On May 17, 2021, Powers principal Ron Connelly won an important federal court case for several teaching hospitals that should result in significant Medicare repayments to those hospitals.  The U.S. District Court for the District of Columbia agreed that a Medicare regulation unlawfully under reimbursed those hospitals because they trained post-graduate fellows rather than residents within their initially residency period.

The Medicare statute reimburses teaching hospitals for direct graduate medical education (DGME) costs.  The statute sets a cap on the number of full-time equivalent (FTE) residents that a hospital may claim that is equal to the number that it trained in 1996.  The statute also sets “weighting” factors for residents.  Residents who are in the first five years of training, known as the “initial residency period,” are weighted at 1.0, meaning that all of their training time is counted in the payment calculation.  Residents who are training beyond the five-year initial residency training are weighted at 0.5, meaning that only half their time is included in the payment calculation.  These latter trainees are usually participating in post-residency fellowship programs.

The Centers for Medicare & Medicaid Services (CMS) issued a regulation that reduces the statutory weighting factors and prevents hospitals from reaching the 1996 cap when they train fellows (or any other resident who is beyond the initial residency period).  Powers argued that the regulation is unlawful because it violates the statutory cap and weighting factors.  The D.C. District Court agreed that the regulation invalidly reduces the weighting factors:  “Simply put, the text of the statute does not give the Secretary the latitude to decide, under these conditions, to change the weights that Congress assigned to residents and fellows when he calculates the FTE residents for each hospital.

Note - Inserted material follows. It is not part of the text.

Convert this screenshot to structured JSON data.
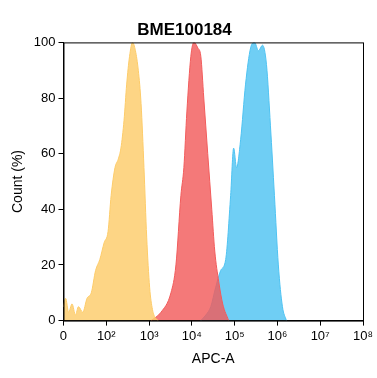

Rather, the statute is clear: the Secretary’s rules ‘shall provide, in calculating the number of full-time-equivalent residents in an approved residency program,’ that residents be weighted at 1.0 and fellows at 0.5.”

The decision is Milton S. Hershey Medical Center v. Becerra, No. 1:19-cv-2680-TJK, and is available here.  The case was spearheaded by Powers’ client, GME Solutions, LLC, which is a national GME consulting firm.  GME Solutions discovered that CMS’s regulation underpaid providers, and Powers identified how the regulation unlawfully deviates from the Medicare statute.  Powers filed the case in September 2019 on behalf of Milton S. Hershey Medical Center and numerous other GME Solutions clients.

The decision may impact any teaching hospital that is both over its DGME FTE cap and that trains residents who are beyond the five-year initial residency period.  These teaching hospitals should consider contesting their DGME payments by protesting this issue when filing their cost reports and by appealing to the Provider Reimbursement Review Board when they receive a Notice of Program Reimbursement.  The reimbursement impact of this decision can be substantial.  Each hospital will be impacted differently depending upon how many residents they train and how many of those residents are beyond their initial five year residency period.